Washington, DC — Today the open-access journal Nature published results of a promising study on a potential way to block the malaria parasite from infecting mosquitoes that transmit malaria through a naturally occurring microbe.
Researchers at the International Centre of Insect Physiology and Ecology (Icipe) in Kenya and the University of Glasgow in the UK "have identified a microbe in malaria mosquitoes that is capable of blocking transmission of the disease from the insects to people", Icipe said in a statement published on its website.
The findings are big news, because malaria remains a disease that kills nearly half a million people annually, most of them children in sub-Saharan Africa. A vaccine remains an elusive target so far, and previous research on blocking malaria parasites have been far less encouraging. "In contrast", the researchers found "high levels of impairment of P. falciparum transmission were observed" for the microbe called Microsporidia MB.
The scientists operating from Icipe discovered that the naturally occurring microbe they found in a percentage of mosquitoes in high-malaria areas of western Kenya can completely block transmission of the Plasmodium malaria parasite in mosquitoes – meaning those mosquitoes cannot infect people.
"We were excited to find that the Microsporidia MB symbiont is transmitted from mother mosquitoes to their offspring, and that the microbe does not compromise the ability of mosquitoes to survive," adds Lilian Mbaisi, a Kenyan scholar who was involved in the study, as part of her MSc research at icipe, registered at the University of Nairobi."
People who slather their bare skins with toxic mosquito repellents to avoid being infected with serious mosquito-borne diseases might wonder why the researchers note approvingly that Microsporidia MB does not harm the host mosquito. But mosquitoes are part of the food eco-system of other species, including birds and fish.

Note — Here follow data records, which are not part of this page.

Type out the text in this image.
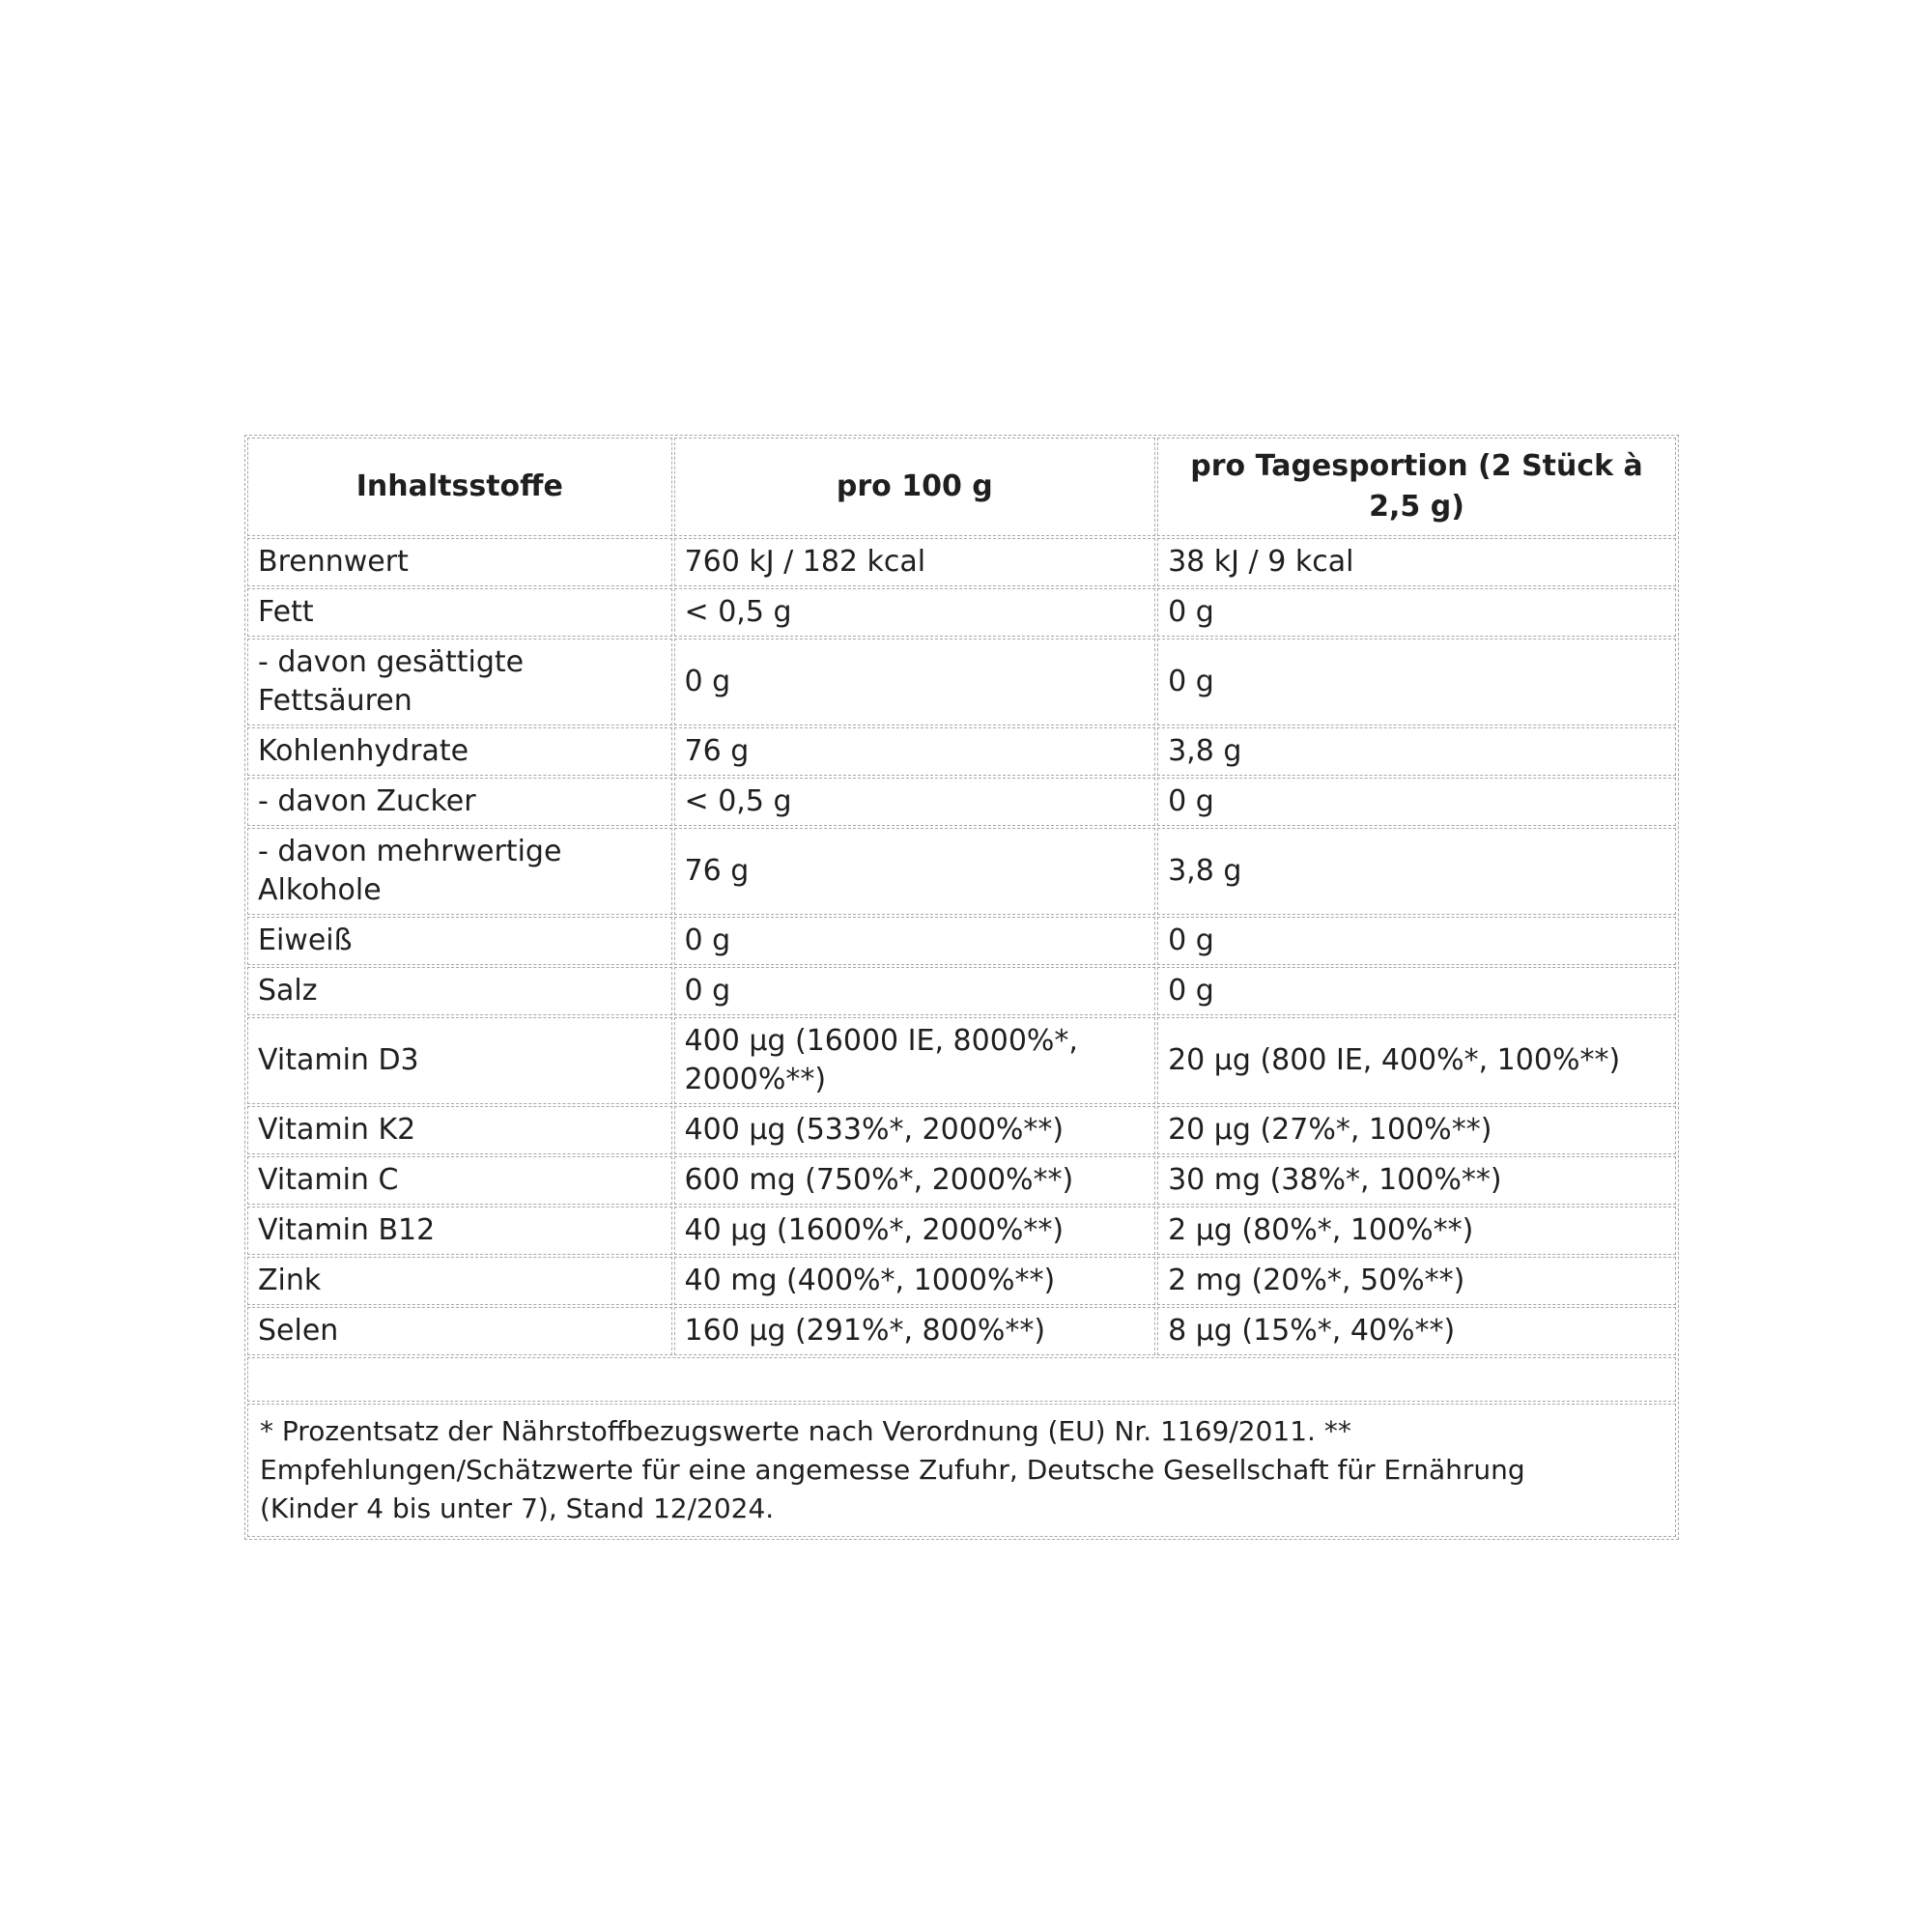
Inhaltsstoffe	pro 100 g	pro Tagesportion (2 Stück à 2,5 g)
Brennwert	760 kJ / 182 kcal	38 kJ / 9 kcal
Fett	< 0,5 g	0 g
- davon gesättigte Fettsäuren	0 g	0 g
Kohlenhydrate	76 g	3,8 g
- davon Zucker	< 0,5 g	0 g
- davon mehrwertige Alkohole	76 g	3,8 g
Eiweiß	0 g	0 g
Salz	0 g	0 g
Vitamin D3	400 µg (16000 IE, 8000%*, 2000%**)	20 µg (800 IE, 400%*, 100%**)
Vitamin K2	400 µg (533%*, 2000%**)	20 µg (27%*, 100%**)
Vitamin C	600 mg (750%*, 2000%**)	30 mg (38%*, 100%**)
Vitamin B12	40 µg (1600%*, 2000%**)	2 µg (80%*, 100%**)
Zink	40 mg (400%*, 1000%**)	2 mg (20%*, 50%**)
Selen	160 µg (291%*, 800%**)	8 µg (15%*, 40%**)

* Prozentsatz der Nährstoffbezugswerte nach Verordnung (EU) Nr. 1169/2011. **
Empfehlungen/Schätzwerte für eine angemesse Zufuhr, Deutsche Gesellschaft für Ernährung
(Kinder 4 bis unter 7), Stand 12/2024.		
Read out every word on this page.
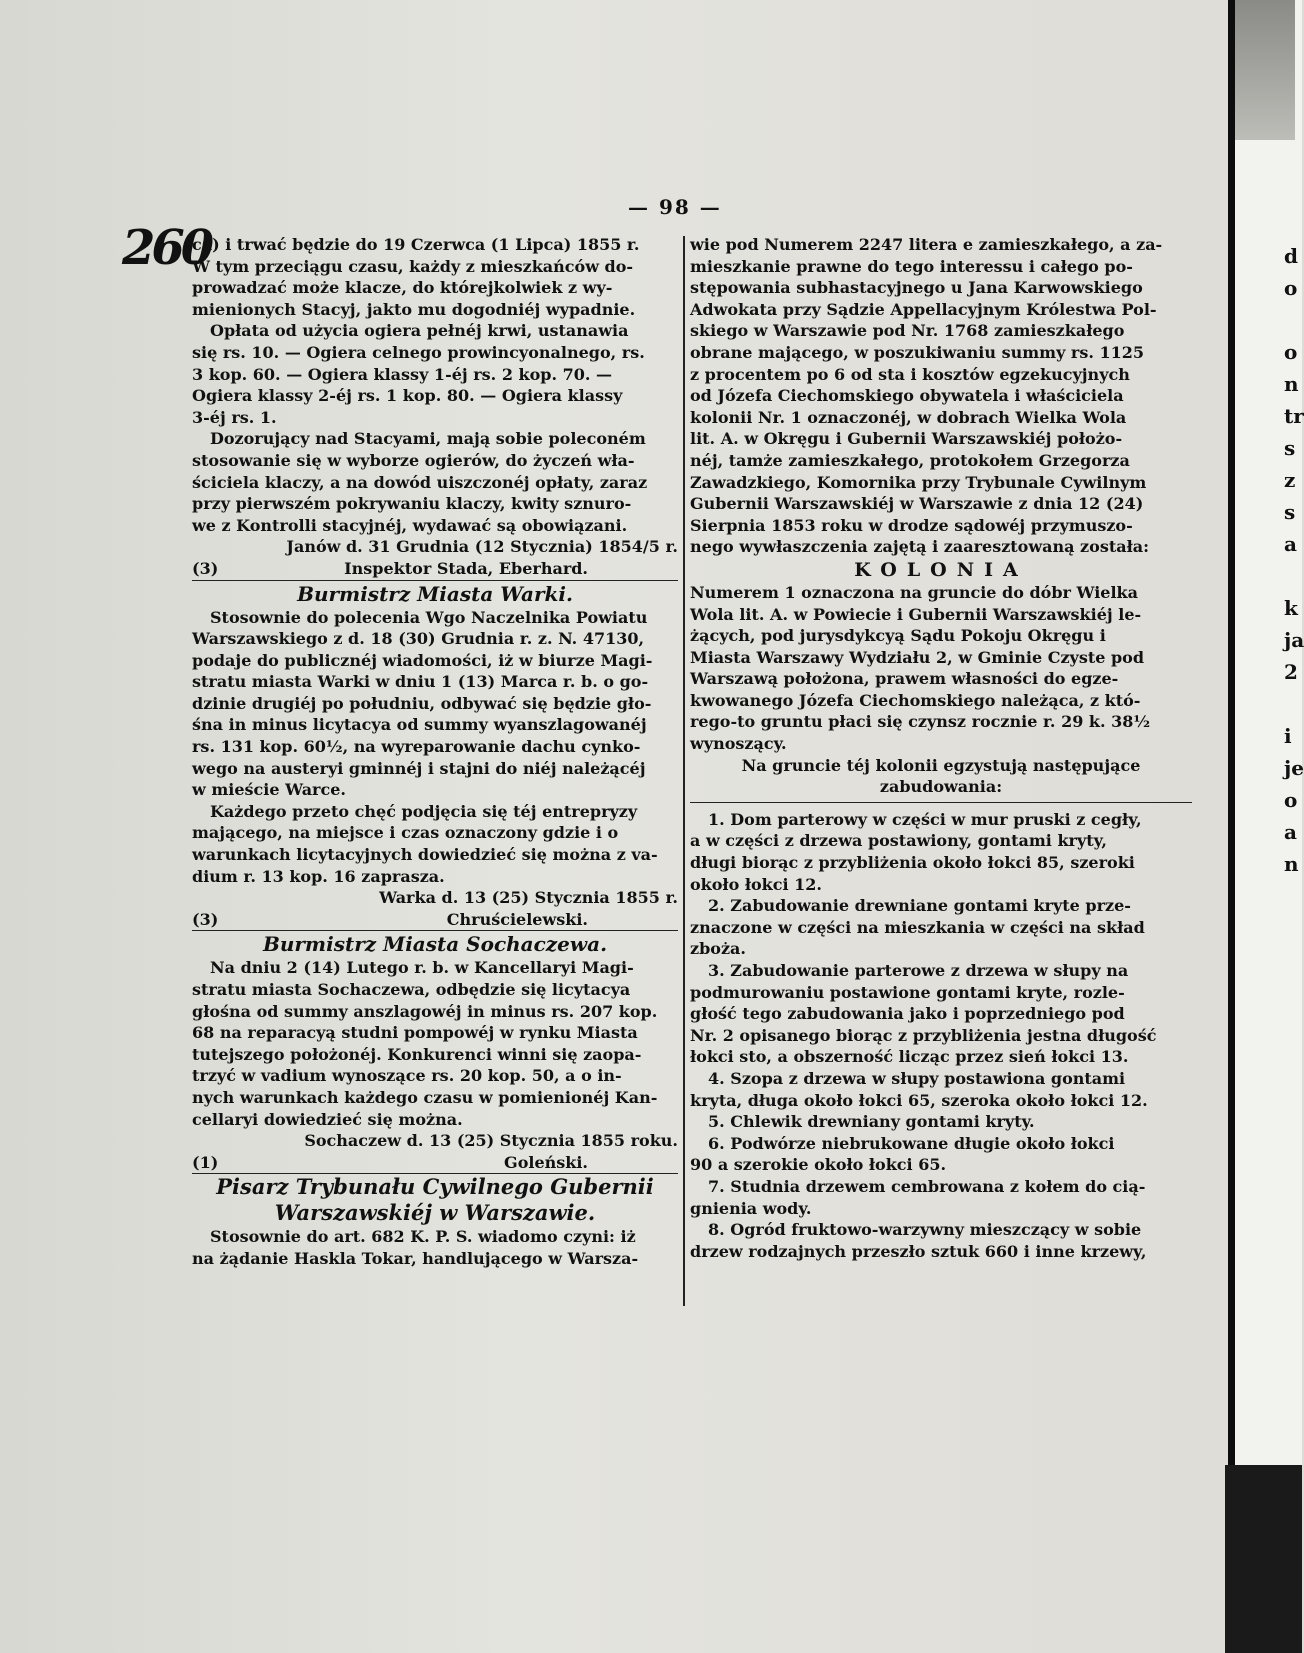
d
o
o
n
tr
s
z
s
a
k
ja
2
i
je
o
a
n
— 98 —
260
ca) i trwać będzie do 19 Czerwca (1 Lipca) 1855 r.
W tym przeciągu czasu, każdy z mieszkańców do-
prowadzać może klacze, do którejkolwiek z wy-
mienionych Stacyj, jakto mu dogodniéj wypadnie.
Opłata od użycia ogiera pełnéj krwi, ustanawia
się rs. 10. — Ogiera celnego prowincyonalnego, rs.
3 kop. 60. — Ogiera klassy 1-éj rs. 2 kop. 70. —
Ogiera klassy 2-éj rs. 1 kop. 80. — Ogiera klassy
3-éj rs. 1.
Dozorujący nad Stacyami, mają sobie poleconém
stosowanie się w wyborze ogierów, do życzeń wła-
ściciela klaczy, a na dowód uiszczonéj opłaty, zaraz
przy pierwszém pokrywaniu klaczy, kwity sznuro-
we z Kontrolli stacyjnéj, wydawać są obowiązani.
Janów d. 31 Grudnia (12 Stycznia) 1854/5 r.
(3)	Inspektor Stada, Eberhard.
Burmistrz Miasta Warki.
Stosownie do polecenia Wgo Naczelnika Powiatu
Warszawskiego z d. 18 (30) Grudnia r. z. N. 47130,
podaje do publicznéj wiadomości, iż w biurze Magi-
stratu miasta Warki w dniu 1 (13) Marca r. b. o go-
dzinie drugiéj po południu, odbywać się będzie gło-
śna in minus licytacya od summy wyanszlagowanéj
rs. 131 kop. 60½, na wyreparowanie dachu cynko-
wego na austeryi gminnéj i stajni do niéj należącéj
w mieście Warce.
Każdego przeto chęć podjęcia się téj entrepryzy
mającego, na miejsce i czas oznaczony gdzie i o
warunkach licytacyjnych dowiedzieć się można z va-
dium r. 13 kop. 16 zaprasza.
Warka d. 13 (25) Stycznia 1855 r.
(3)	Chruścielewski.
Burmistrz Miasta Sochaczewa.
Na dniu 2 (14) Lutego r. b. w Kancellaryi Magi-
stratu miasta Sochaczewa, odbędzie się licytacya
głośna od summy anszlagowéj in minus rs. 207 kop.
68 na reparacyą studni pompowéj w rynku Miasta
tutejszego położonéj. Konkurenci winni się zaopa-
trzyć w vadium wynoszące rs. 20 kop. 50, a o in-
nych warunkach każdego czasu w pomienionéj Kan-
cellaryi dowiedzieć się można.
Sochaczew d. 13 (25) Stycznia 1855 roku.
(1)	Goleński.
Pisarz Trybunału Cywilnego Gubernii
Warszawskiéj w Warszawie.
Stosownie do art. 682 K. P. S. wiadomo czyni: iż
na żądanie Haskla Tokar, handlującego w Warsza-
wie pod Numerem 2247 litera e zamieszkałego, a za-
mieszkanie prawne do tego interessu i całego po-
stępowania subhastacyjnego u Jana Karwowskiego
Adwokata przy Sądzie Appellacyjnym Królestwa Pol-
skiego w Warszawie pod Nr. 1768 zamieszkałego
obrane mającego, w poszukiwaniu summy rs. 1125
z procentem po 6 od sta i kosztów egzekucyjnych
od Józefa Ciechomskiego obywatela i właściciela
kolonii Nr. 1 oznaczonéj, w dobrach Wielka Wola
lit. A. w Okręgu i Gubernii Warszawskiéj położo-
néj, tamże zamieszkałego, protokołem Grzegorza
Zawadzkiego, Komornika przy Trybunale Cywilnym
Gubernii Warszawskiéj w Warszawie z dnia 12 (24)
Sierpnia 1853 roku w drodze sądowéj przymuszo-
nego wywłaszczenia zajętą i zaaresztowaną została:
KOLONIA
Numerem 1 oznaczona na gruncie do dóbr Wielka
Wola lit. A. w Powiecie i Gubernii Warszawskiéj le-
żących, pod jurysdykcyą Sądu Pokoju Okręgu i
Miasta Warszawy Wydziału 2, w Gminie Czyste pod
Warszawą położona, prawem własności do egze-
kwowanego Józefa Ciechomskiego należąca, z któ-
rego-to gruntu płaci się czynsz rocznie r. 29 k. 38½
wynoszący.
Na gruncie téj kolonii egzystują następujące
zabudowania:
1. Dom parterowy w części w mur pruski z cegły,
a w części z drzewa postawiony, gontami kryty,
długi biorąc z przybliżenia około łokci 85, szeroki
około łokci 12.
2. Zabudowanie drewniane gontami kryte prze-
znaczone w części na mieszkania w części na skład
zboża.
3. Zabudowanie parterowe z drzewa w słupy na
podmurowaniu postawione gontami kryte, rozle-
głość tego zabudowania jako i poprzedniego pod
Nr. 2 opisanego biorąc z przybliżenia jestna długość
łokci sto, a obszerność licząc przez sień łokci 13.
4. Szopa z drzewa w słupy postawiona gontami
kryta, długa około łokci 65, szeroka około łokci 12.
5. Chlewik drewniany gontami kryty.
6. Podwórze niebrukowane długie około łokci
90 a szerokie około łokci 65.
7. Studnia drzewem cembrowana z kołem do cią-
gnienia wody.
8. Ogród fruktowo-warzywny mieszczący w sobie
drzew rodzajnych przeszło sztuk 660 i inne krzewy,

Intentionally infecting more mosquitoes with a microbe that some of them already harbour will be less controversial – perhaps with fewer unforeseen consequences - than with other pathogens that may block Plasmodium transmission. This opens the way to various methods of spreading the microbe among mosquito populations, including mass spraying of mosquito populations.
Insecticide-treated bednets have been a first-line defense against malaria in Africa – reducing deaths substantially, but they must cover every person at risk of malaria to be effective, and they must be replaced regularly, posing large financial and logistical obstacles.
As the study published in Nature says:
"The malaria disease burden remains a major impediment to economic development over many regions of sub-Saharan Africa. Large-scale insecticide treated net (ITN) distribution campaigns over the previous 15 years have reduced malaria cases by an estimated 40%. However, progress has plateaued; between 2014 and 2016 global incidence remained essentially the same. This is a strong indication that current control measures are insufficient and additional novel strategies to control Anopheles mosquito populations or their capacity to transmit Plasmodium parasites are needed if we are to make further inroads in reducing malaria incidence."
The study found that "the impairment of Plasmodium transmission combined with the key characteristics that will facilitate artiﬁcially elevating its population frequency, namely spore production that is likely to facilitate dissemination, efficient transovarial transmission and apparently non-virulent interactions with An. Arabiensis mosquitoes make Microsporidia MB a realistic candidate for a stable vector population replacement strategy."
The conclusion, in cautious academic style: "As an unmodified, Anopheles-associated inherited endosymbiont, [Microsporidia MB] provides attractive prospects for malaria control." In lay terms, this could be a breakthrough.